Occasionally with the combination sû there is a tendency to palatalise fully and pronounce the s as sh, as for example in sûre certain, which BrE speakers can make sound like the name Shåw, and which never sounds like sewêr waste; and in íssue (*íshue - though there is a recent trend back to *íssyue) and tíssue. But most words do not palatalise: assûme has the y sound, as can sûit, while sûture and sûper have a plain s sound.
(The tendency noted above for BrE speakers to make sûre sound like Shåw used to be more widespread, as with, for example, secûrity pronounced *sekyŏrity: it can be heard in old British films.)
ù sounds like oò in foòt and occurs in a few common words: pùsh, bùsh, fùll, pùt, pùdding, coùld, woùld, shoùld (silent l’s in the last three).
In Welsh names such as Plaîd Cymru, u is pronounced êe (*Plîde Kúmry).
Puérto Rìco *Pwãirto Rêeco is often pronounced as it used to be spelt, Pŏrto Rìco.
Sounding like w
u is almost always the letter that follows q, where it is usually pronounced w: quêen, quénch, quâke, quíll, quést.
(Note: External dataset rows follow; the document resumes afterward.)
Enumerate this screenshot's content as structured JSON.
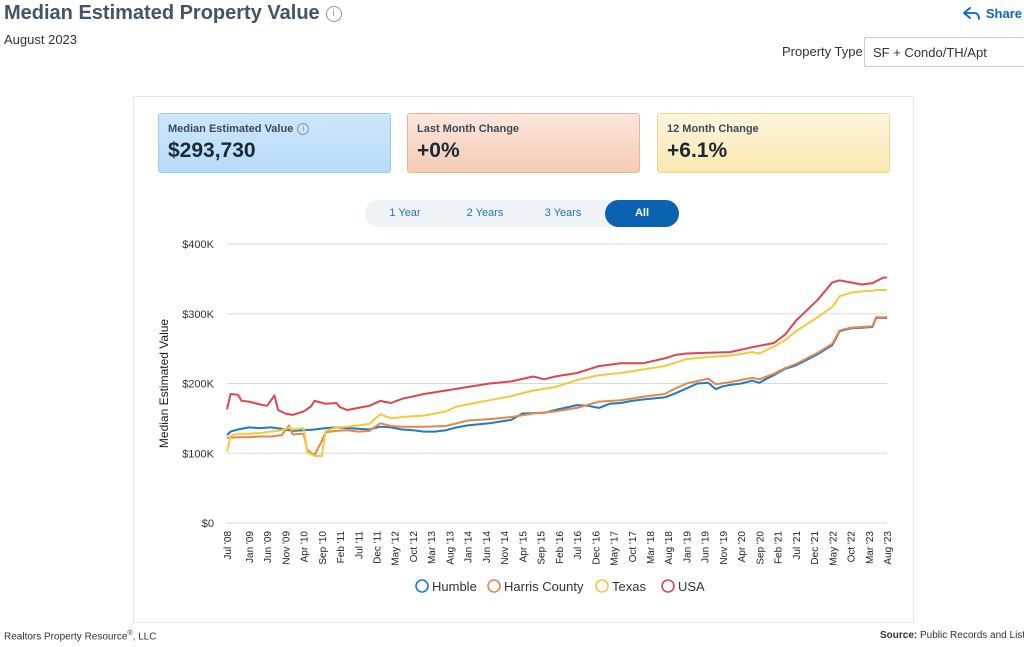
{
  "header": {
    "title": "Median Estimated Property Value",
    "subtitle": "August 2023",
    "share_label": "Share",
    "property_type_label": "Property Type",
    "property_type_value": "SF + Condo/TH/Apt"
  },
  "stats": [
    {
      "label": "Median Estimated Value",
      "value": "$293,730"
    },
    {
      "label": "Last Month Change",
      "value": "+0%"
    },
    {
      "label": "12 Month Change",
      "value": "+6.1%"
    }
  ],
  "tabs": [
    "1 Year",
    "2 Years",
    "3 Years",
    "All"
  ],
  "active_tab": "All",
  "footer": {
    "left": "Realtors Property Resource",
    "left_mark": "®",
    "left_suffix": ", LLC",
    "source_label": "Source:",
    "source_text": "Public Records and List"
  },
  "colors": {
    "Humble": "#1f7ac9",
    "Harris County": "#e8864a",
    "Texas": "#f5c93a",
    "USA": "#e0454d"
  },
  "chart_data": {
    "type": "line",
    "title": "",
    "ylabel": "Median Estimated Value",
    "xlabel": "",
    "ylim": [
      0,
      400000
    ],
    "x_start": 2008.5,
    "x_end": 2023.583,
    "y_ticks": [
      {
        "value": 0,
        "label": "$0"
      },
      {
        "value": 100000,
        "label": "$100K"
      },
      {
        "value": 200000,
        "label": "$200K"
      },
      {
        "value": 300000,
        "label": "$300K"
      },
      {
        "value": 400000,
        "label": "$400K"
      }
    ],
    "x_ticks": [
      {
        "t": 2008.5,
        "label": "Jul '08"
      },
      {
        "t": 2009.0,
        "label": "Jan '09"
      },
      {
        "t": 2009.417,
        "label": "Jun '09"
      },
      {
        "t": 2009.833,
        "label": "Nov '09"
      },
      {
        "t": 2010.25,
        "label": "Apr '10"
      },
      {
        "t": 2010.667,
        "label": "Sep '10"
      },
      {
        "t": 2011.083,
        "label": "Feb '11"
      },
      {
        "t": 2011.5,
        "label": "Jul '11"
      },
      {
        "t": 2011.917,
        "label": "Dec '11"
      },
      {
        "t": 2012.333,
        "label": "May '12"
      },
      {
        "t": 2012.75,
        "label": "Oct '12"
      },
      {
        "t": 2013.167,
        "label": "Mar '13"
      },
      {
        "t": 2013.583,
        "label": "Aug '13"
      },
      {
        "t": 2014.0,
        "label": "Jan '14"
      },
      {
        "t": 2014.417,
        "label": "Jun '14"
      },
      {
        "t": 2014.833,
        "label": "Nov '14"
      },
      {
        "t": 2015.25,
        "label": "Apr '15"
      },
      {
        "t": 2015.667,
        "label": "Sep '15"
      },
      {
        "t": 2016.083,
        "label": "Feb '16"
      },
      {
        "t": 2016.5,
        "label": "Jul '16"
      },
      {
        "t": 2016.917,
        "label": "Dec '16"
      },
      {
        "t": 2017.333,
        "label": "May '17"
      },
      {
        "t": 2017.75,
        "label": "Oct '17"
      },
      {
        "t": 2018.167,
        "label": "Mar '18"
      },
      {
        "t": 2018.583,
        "label": "Aug '18"
      },
      {
        "t": 2019.0,
        "label": "Jan '19"
      },
      {
        "t": 2019.417,
        "label": "Jun '19"
      },
      {
        "t": 2019.833,
        "label": "Nov '19"
      },
      {
        "t": 2020.25,
        "label": "Apr '20"
      },
      {
        "t": 2020.667,
        "label": "Sep '20"
      },
      {
        "t": 2021.083,
        "label": "Feb '21"
      },
      {
        "t": 2021.5,
        "label": "Jul '21"
      },
      {
        "t": 2021.917,
        "label": "Dec '21"
      },
      {
        "t": 2022.333,
        "label": "May '22"
      },
      {
        "t": 2022.75,
        "label": "Oct '22"
      },
      {
        "t": 2023.167,
        "label": "Mar '23"
      },
      {
        "t": 2023.583,
        "label": "Aug '23"
      }
    ],
    "series": [
      {
        "name": "Humble",
        "points": [
          [
            2008.5,
            126000
          ],
          [
            2008.583,
            131000
          ],
          [
            2008.75,
            134000
          ],
          [
            2009.0,
            137000
          ],
          [
            2009.25,
            136000
          ],
          [
            2009.5,
            137000
          ],
          [
            2009.75,
            135000
          ],
          [
            2010.0,
            132000
          ],
          [
            2010.25,
            133000
          ],
          [
            2010.5,
            134000
          ],
          [
            2010.75,
            136000
          ],
          [
            2011.0,
            137000
          ],
          [
            2011.25,
            136000
          ],
          [
            2011.5,
            135000
          ],
          [
            2011.75,
            134000
          ],
          [
            2012.0,
            138000
          ],
          [
            2012.25,
            137000
          ],
          [
            2012.5,
            134000
          ],
          [
            2012.75,
            133000
          ],
          [
            2013.0,
            131000
          ],
          [
            2013.25,
            131000
          ],
          [
            2013.5,
            133000
          ],
          [
            2013.75,
            137000
          ],
          [
            2014.0,
            140000
          ],
          [
            2014.5,
            143000
          ],
          [
            2015.0,
            148000
          ],
          [
            2015.25,
            157000
          ],
          [
            2015.75,
            158000
          ],
          [
            2016.0,
            162000
          ],
          [
            2016.5,
            169000
          ],
          [
            2016.75,
            168000
          ],
          [
            2017.0,
            165000
          ],
          [
            2017.25,
            171000
          ],
          [
            2017.5,
            172000
          ],
          [
            2017.75,
            175000
          ],
          [
            2018.0,
            177000
          ],
          [
            2018.5,
            180000
          ],
          [
            2018.75,
            186000
          ],
          [
            2019.0,
            193000
          ],
          [
            2019.25,
            200000
          ],
          [
            2019.5,
            201000
          ],
          [
            2019.667,
            192000
          ],
          [
            2019.833,
            196000
          ],
          [
            2020.0,
            198000
          ],
          [
            2020.25,
            200000
          ],
          [
            2020.5,
            204000
          ],
          [
            2020.667,
            201000
          ],
          [
            2020.833,
            207000
          ],
          [
            2021.0,
            212000
          ],
          [
            2021.25,
            221000
          ],
          [
            2021.5,
            226000
          ],
          [
            2021.75,
            234000
          ],
          [
            2022.0,
            242000
          ],
          [
            2022.333,
            255000
          ],
          [
            2022.5,
            275000
          ],
          [
            2022.75,
            279000
          ],
          [
            2023.0,
            280000
          ],
          [
            2023.25,
            281000
          ],
          [
            2023.333,
            294000
          ],
          [
            2023.583,
            294000
          ]
        ]
      },
      {
        "name": "Harris County",
        "points": [
          [
            2008.5,
            122000
          ],
          [
            2008.75,
            123000
          ],
          [
            2009.0,
            123000
          ],
          [
            2009.25,
            124000
          ],
          [
            2009.5,
            124000
          ],
          [
            2009.75,
            126000
          ],
          [
            2009.917,
            140000
          ],
          [
            2010.0,
            127000
          ],
          [
            2010.25,
            128000
          ],
          [
            2010.333,
            105000
          ],
          [
            2010.5,
            97000
          ],
          [
            2010.667,
            118000
          ],
          [
            2010.75,
            130000
          ],
          [
            2011.0,
            132000
          ],
          [
            2011.25,
            133000
          ],
          [
            2011.5,
            131000
          ],
          [
            2011.75,
            132000
          ],
          [
            2012.0,
            143000
          ],
          [
            2012.25,
            139000
          ],
          [
            2012.5,
            138000
          ],
          [
            2013.0,
            138000
          ],
          [
            2013.5,
            139000
          ],
          [
            2013.75,
            143000
          ],
          [
            2014.0,
            147000
          ],
          [
            2014.5,
            149000
          ],
          [
            2015.0,
            152000
          ],
          [
            2015.5,
            157000
          ],
          [
            2016.0,
            160000
          ],
          [
            2016.5,
            165000
          ],
          [
            2017.0,
            174000
          ],
          [
            2017.5,
            176000
          ],
          [
            2018.0,
            181000
          ],
          [
            2018.5,
            185000
          ],
          [
            2018.75,
            193000
          ],
          [
            2019.0,
            200000
          ],
          [
            2019.5,
            207000
          ],
          [
            2019.667,
            199000
          ],
          [
            2020.0,
            202000
          ],
          [
            2020.5,
            208000
          ],
          [
            2020.667,
            206000
          ],
          [
            2021.0,
            214000
          ],
          [
            2021.25,
            222000
          ],
          [
            2021.5,
            228000
          ],
          [
            2021.75,
            236000
          ],
          [
            2022.0,
            244000
          ],
          [
            2022.333,
            257000
          ],
          [
            2022.5,
            276000
          ],
          [
            2022.75,
            280000
          ],
          [
            2023.0,
            281000
          ],
          [
            2023.25,
            282000
          ],
          [
            2023.333,
            295000
          ],
          [
            2023.583,
            295000
          ]
        ]
      },
      {
        "name": "Texas",
        "points": [
          [
            2008.5,
            102000
          ],
          [
            2008.583,
            125000
          ],
          [
            2008.75,
            128000
          ],
          [
            2009.0,
            128000
          ],
          [
            2009.25,
            129000
          ],
          [
            2009.5,
            131000
          ],
          [
            2009.75,
            133000
          ],
          [
            2009.917,
            137000
          ],
          [
            2010.0,
            134000
          ],
          [
            2010.25,
            136000
          ],
          [
            2010.333,
            102000
          ],
          [
            2010.5,
            96000
          ],
          [
            2010.667,
            96000
          ],
          [
            2010.75,
            132000
          ],
          [
            2011.0,
            137000
          ],
          [
            2011.25,
            138000
          ],
          [
            2011.5,
            140000
          ],
          [
            2011.75,
            142000
          ],
          [
            2012.0,
            156000
          ],
          [
            2012.25,
            150000
          ],
          [
            2012.5,
            152000
          ],
          [
            2013.0,
            154000
          ],
          [
            2013.5,
            160000
          ],
          [
            2013.75,
            167000
          ],
          [
            2014.0,
            170000
          ],
          [
            2014.5,
            176000
          ],
          [
            2015.0,
            182000
          ],
          [
            2015.5,
            190000
          ],
          [
            2016.0,
            195000
          ],
          [
            2016.5,
            205000
          ],
          [
            2017.0,
            212000
          ],
          [
            2017.5,
            215000
          ],
          [
            2018.0,
            220000
          ],
          [
            2018.5,
            225000
          ],
          [
            2018.75,
            230000
          ],
          [
            2019.0,
            235000
          ],
          [
            2019.5,
            238000
          ],
          [
            2020.0,
            240000
          ],
          [
            2020.5,
            245000
          ],
          [
            2020.667,
            243000
          ],
          [
            2021.0,
            253000
          ],
          [
            2021.25,
            262000
          ],
          [
            2021.5,
            275000
          ],
          [
            2021.75,
            285000
          ],
          [
            2022.0,
            295000
          ],
          [
            2022.333,
            310000
          ],
          [
            2022.5,
            325000
          ],
          [
            2022.75,
            330000
          ],
          [
            2023.0,
            332000
          ],
          [
            2023.25,
            333000
          ],
          [
            2023.333,
            334000
          ],
          [
            2023.583,
            334000
          ]
        ]
      },
      {
        "name": "USA",
        "points": [
          [
            2008.5,
            163000
          ],
          [
            2008.583,
            185000
          ],
          [
            2008.75,
            184000
          ],
          [
            2008.833,
            175000
          ],
          [
            2009.0,
            174000
          ],
          [
            2009.25,
            170000
          ],
          [
            2009.417,
            168000
          ],
          [
            2009.583,
            183000
          ],
          [
            2009.667,
            162000
          ],
          [
            2009.833,
            157000
          ],
          [
            2010.0,
            155000
          ],
          [
            2010.25,
            160000
          ],
          [
            2010.417,
            167000
          ],
          [
            2010.5,
            175000
          ],
          [
            2010.75,
            171000
          ],
          [
            2011.0,
            172000
          ],
          [
            2011.083,
            166000
          ],
          [
            2011.25,
            162000
          ],
          [
            2011.5,
            165000
          ],
          [
            2011.75,
            168000
          ],
          [
            2012.0,
            175000
          ],
          [
            2012.25,
            172000
          ],
          [
            2012.5,
            178000
          ],
          [
            2013.0,
            185000
          ],
          [
            2013.5,
            190000
          ],
          [
            2014.0,
            195000
          ],
          [
            2014.5,
            200000
          ],
          [
            2015.0,
            203000
          ],
          [
            2015.5,
            210000
          ],
          [
            2015.75,
            206000
          ],
          [
            2016.0,
            210000
          ],
          [
            2016.5,
            215000
          ],
          [
            2017.0,
            225000
          ],
          [
            2017.5,
            229000
          ],
          [
            2018.0,
            229000
          ],
          [
            2018.5,
            236000
          ],
          [
            2018.75,
            241000
          ],
          [
            2019.0,
            243000
          ],
          [
            2019.5,
            244000
          ],
          [
            2020.0,
            245000
          ],
          [
            2020.5,
            252000
          ],
          [
            2020.75,
            255000
          ],
          [
            2021.0,
            258000
          ],
          [
            2021.25,
            270000
          ],
          [
            2021.5,
            290000
          ],
          [
            2021.75,
            305000
          ],
          [
            2022.0,
            320000
          ],
          [
            2022.333,
            345000
          ],
          [
            2022.5,
            348000
          ],
          [
            2022.75,
            345000
          ],
          [
            2023.0,
            342000
          ],
          [
            2023.25,
            344000
          ],
          [
            2023.5,
            352000
          ],
          [
            2023.583,
            352000
          ]
        ]
      }
    ]
  }
}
And like w in ẁant, it has an effect on the following a, making it sound like 'ŏ' or 'ó' (or à in AmE):
uå sounding like 'wŏ': quårter, quårtz, squåll, quartét, quårt.
ùa sounding like 'wó' (= 'wà' in AmE): sqùalor, qùantity, qùadrangle, qùarrel.
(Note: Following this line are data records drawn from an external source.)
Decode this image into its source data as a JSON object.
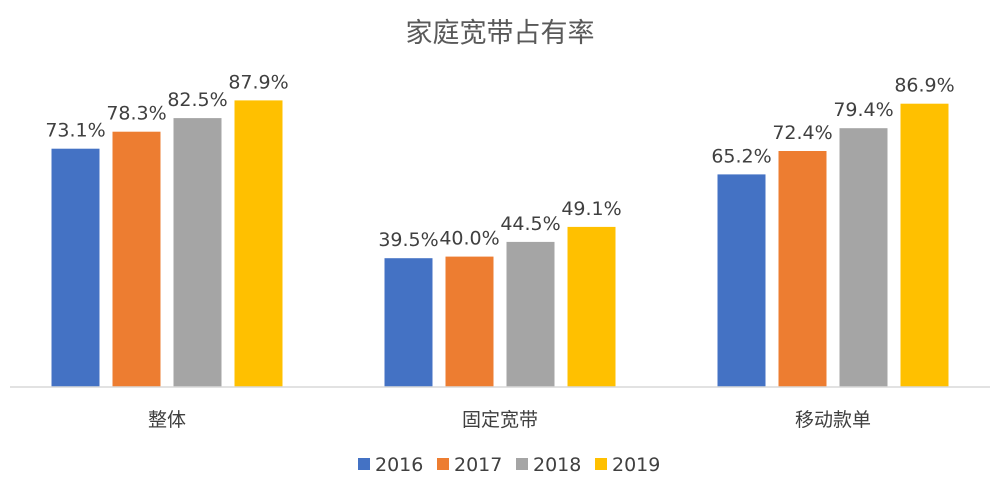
{
  "chart_data": {
    "type": "bar",
    "title": "家庭宽带占有率",
    "categories": [
      "整体",
      "固定宽带",
      "移动款单"
    ],
    "series": [
      {
        "name": "2016",
        "color": "#4472C4",
        "values": [
          73.1,
          39.5,
          65.2
        ],
        "labels": [
          "73.1%",
          "39.5%",
          "65.2%"
        ]
      },
      {
        "name": "2017",
        "color": "#ED7D31",
        "values": [
          78.3,
          40.0,
          72.4
        ],
        "labels": [
          "78.3%",
          "40.0%",
          "72.4%"
        ]
      },
      {
        "name": "2018",
        "color": "#A5A5A5",
        "values": [
          82.5,
          44.5,
          79.4
        ],
        "labels": [
          "82.5%",
          "44.5%",
          "79.4%"
        ]
      },
      {
        "name": "2019",
        "color": "#FFC000",
        "values": [
          87.9,
          49.1,
          86.9
        ],
        "labels": [
          "87.9%",
          "49.1%",
          "86.9%"
        ]
      }
    ],
    "ylim": [
      0,
      100
    ],
    "unit": "%",
    "grid": false,
    "legend": "bottom-center"
  }
}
In some words, mostly from Spanish, u can be pronounced w without a preceding q: Nicarágua (-gwə, or, more traditionally, gûə), marijuàna (*mariyəwànə, -yû-àna), iguàna (*igwànə, or -gû-), Pápua (*Pápwə or *Pápuwə), guàno, Guàm; suède and persuâde, which rhyme with wâde, assuâge, which rhymes with wâge, suàve and lánguage *láng-gwij, *lángwídge.
Silent and redundant
A redundant u sometimes occurs in the middle of ŏr as ŏur in: 'fŏur, cŏurse, sŏurce, gŏurd, and in the British spelling of some words that end in -or in American: còlour, hónour.
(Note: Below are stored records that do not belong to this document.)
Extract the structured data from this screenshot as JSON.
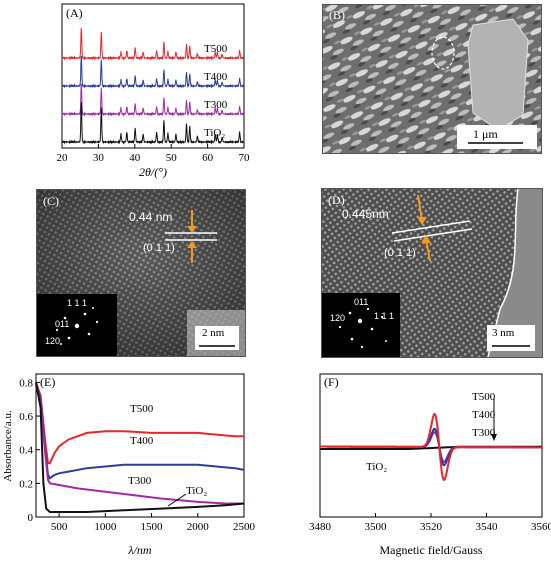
{
  "panels": {
    "A": {
      "label": "(A)",
      "xlabel": "2θ/(°)",
      "xticks": [
        "20",
        "30",
        "40",
        "50",
        "60",
        "70"
      ],
      "series": [
        "T500",
        "T400",
        "T300",
        "TiO₂"
      ],
      "colors": [
        "#e8262b",
        "#2b3d9a",
        "#a02aa8",
        "#111111"
      ]
    },
    "B": {
      "label": "(B)",
      "scale_bar": "1 μm"
    },
    "C": {
      "label": "(C)",
      "d_spacing": "0.44 nm",
      "plane": "(0 1 1)",
      "saed": [
        "1 1 1",
        "011",
        "120"
      ],
      "scale_bar": "2 nm"
    },
    "D": {
      "label": "(D)",
      "d_spacing": "0.445nm",
      "plane": "(0 1 1)",
      "saed": [
        "011",
        "1 1 1",
        "120"
      ],
      "scale_bar": "3 nm"
    },
    "E": {
      "label": "(E)",
      "xlabel": "λ/nm",
      "ylabel": "Absorbance/a.u.",
      "xticks": [
        "500",
        "1000",
        "1500",
        "2000",
        "2500"
      ],
      "yticks": [
        "0",
        "0.2",
        "0.4",
        "0.6",
        "0.8"
      ],
      "series": [
        "T500",
        "T400",
        "T300",
        "TiO₂"
      ]
    },
    "F": {
      "label": "(F)",
      "xlabel": "Magnetic field/Gauss",
      "xticks": [
        "3480",
        "3500",
        "3520",
        "3540",
        "3560"
      ],
      "series": [
        "T500",
        "T400",
        "T300",
        "TiO₂"
      ]
    }
  },
  "chart_data": [
    {
      "type": "line",
      "panel": "A",
      "xlabel": "2θ/(°)",
      "xlim": [
        20,
        70
      ],
      "peaks": [
        25.3,
        30.8,
        36.2,
        37.8,
        40.1,
        42.3,
        46.0,
        48.0,
        49.1,
        51.3,
        54.2,
        55.1,
        57.2,
        62.1,
        62.7,
        64.0,
        68.8
      ],
      "series": [
        {
          "name": "T500",
          "offset": 3
        },
        {
          "name": "T400",
          "offset": 2
        },
        {
          "name": "T300",
          "offset": 1
        },
        {
          "name": "TiO₂",
          "offset": 0
        }
      ]
    },
    {
      "type": "line",
      "panel": "E",
      "xlabel": "λ/nm",
      "ylabel": "Absorbance/a.u.",
      "xlim": [
        250,
        2500
      ],
      "ylim": [
        0,
        0.85
      ],
      "series": [
        {
          "name": "T500",
          "x": [
            250,
            300,
            350,
            380,
            400,
            450,
            500,
            600,
            800,
            1000,
            1200,
            1500,
            1800,
            2000,
            2200,
            2400,
            2500
          ],
          "y": [
            0.8,
            0.72,
            0.45,
            0.32,
            0.32,
            0.38,
            0.42,
            0.46,
            0.5,
            0.51,
            0.51,
            0.5,
            0.5,
            0.5,
            0.49,
            0.48,
            0.48
          ]
        },
        {
          "name": "T400",
          "x": [
            250,
            300,
            350,
            380,
            400,
            450,
            500,
            600,
            800,
            1000,
            1200,
            1500,
            1800,
            2000,
            2200,
            2400,
            2500
          ],
          "y": [
            0.79,
            0.7,
            0.4,
            0.25,
            0.23,
            0.25,
            0.26,
            0.27,
            0.29,
            0.3,
            0.31,
            0.31,
            0.31,
            0.31,
            0.3,
            0.29,
            0.28
          ]
        },
        {
          "name": "T300",
          "x": [
            250,
            300,
            350,
            380,
            400,
            500,
            700,
            1000,
            1300,
            1600,
            2000,
            2300,
            2500
          ],
          "y": [
            0.78,
            0.68,
            0.38,
            0.22,
            0.2,
            0.19,
            0.17,
            0.15,
            0.13,
            0.11,
            0.09,
            0.08,
            0.08
          ]
        },
        {
          "name": "TiO₂",
          "x": [
            250,
            300,
            330,
            360,
            400,
            500,
            800,
            1200,
            1600,
            2000,
            2300,
            2500
          ],
          "y": [
            0.8,
            0.65,
            0.2,
            0.05,
            0.03,
            0.03,
            0.03,
            0.04,
            0.05,
            0.06,
            0.07,
            0.08
          ]
        }
      ]
    },
    {
      "type": "line",
      "panel": "F",
      "xlabel": "Magnetic field/Gauss",
      "xlim": [
        3480,
        3560
      ],
      "series": [
        {
          "name": "T500",
          "amplitude": 1.0
        },
        {
          "name": "T400",
          "amplitude": 0.55
        },
        {
          "name": "T300",
          "amplitude": 0.45
        },
        {
          "name": "TiO₂",
          "amplitude": 0.0
        }
      ]
    }
  ]
}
u also occurs in öur, as in jöurney, jöurnal, adjöurn, cöurteous, cöurtesy politeness (making a minimal pair with cürtsey bow), scöurge and Lúxemböurg.
Silent u also occurs before i and e, often after guttural sounds represented by g, k, c, q: before i in guîde, guílty, guíld, buíld, bíscuit, cïrcuit, before e in guéss, guést, Portuguêse and cónquer win (= cónker nut), and usually in the double-silent-vowel ending -ue: tòngue (*túng), vâgue, rôgue, burlésque, baròque, unìque, grotésque, and in the British spelling of words that end in -lógue, like cátalogue (AmE cátalog), but sounded in âgûe and Móntagûe.
āunt and guàrd also have redundant u, as does gâuge (*gâje), though this can be spelt gâge in American.
Sometimes an unwanted silent u creeps into a name involving a q: Ábdul Quàder Mólla (normally Qàder, Qàdir).
-us is an ending with the schwa sound, most often in names: Màrcus, Dêlius, Míngus, Tåurus, Sagittãrius, Vênus, Sírius, Cánopus, Aquãrius, Pándarus, Lûpus, Cêtus, Arctûrus, Jûlius, Crássus, Cássius, Vílnius, Epicûrus, Confûcius, and also in nouns: óctopus, ábacus, sánctus, nímbus, sýllabus, ómnibus, détritus, crôcus.
-ous is used in adjectives: glorious, fûrious, têdious, pulchritûdinous, màrvellous.
uu is very rare and can be pronounced as one syllable -yû-, as usually in vácûum, or as two syllables -yû(w)ù-, as in contínûùm.
|au pãir||*ô pãir|
|bury earth||bérry fruit|
|Laurence||*Lórrənce (= Lawrence, which is more common)|
|Laurie name||lórry vehicle|
|Maurice (BrE) given name||Mórris surname|
|mauve||*môav (move is pronounced *moôve)|
In lieuténant, in some British English, u is pronounced f (*lefténant), and in the British Navy it is silent (*lé-ténant), though in American and most BrE, it is a regular û.
For the many pronunciations of ough, see O.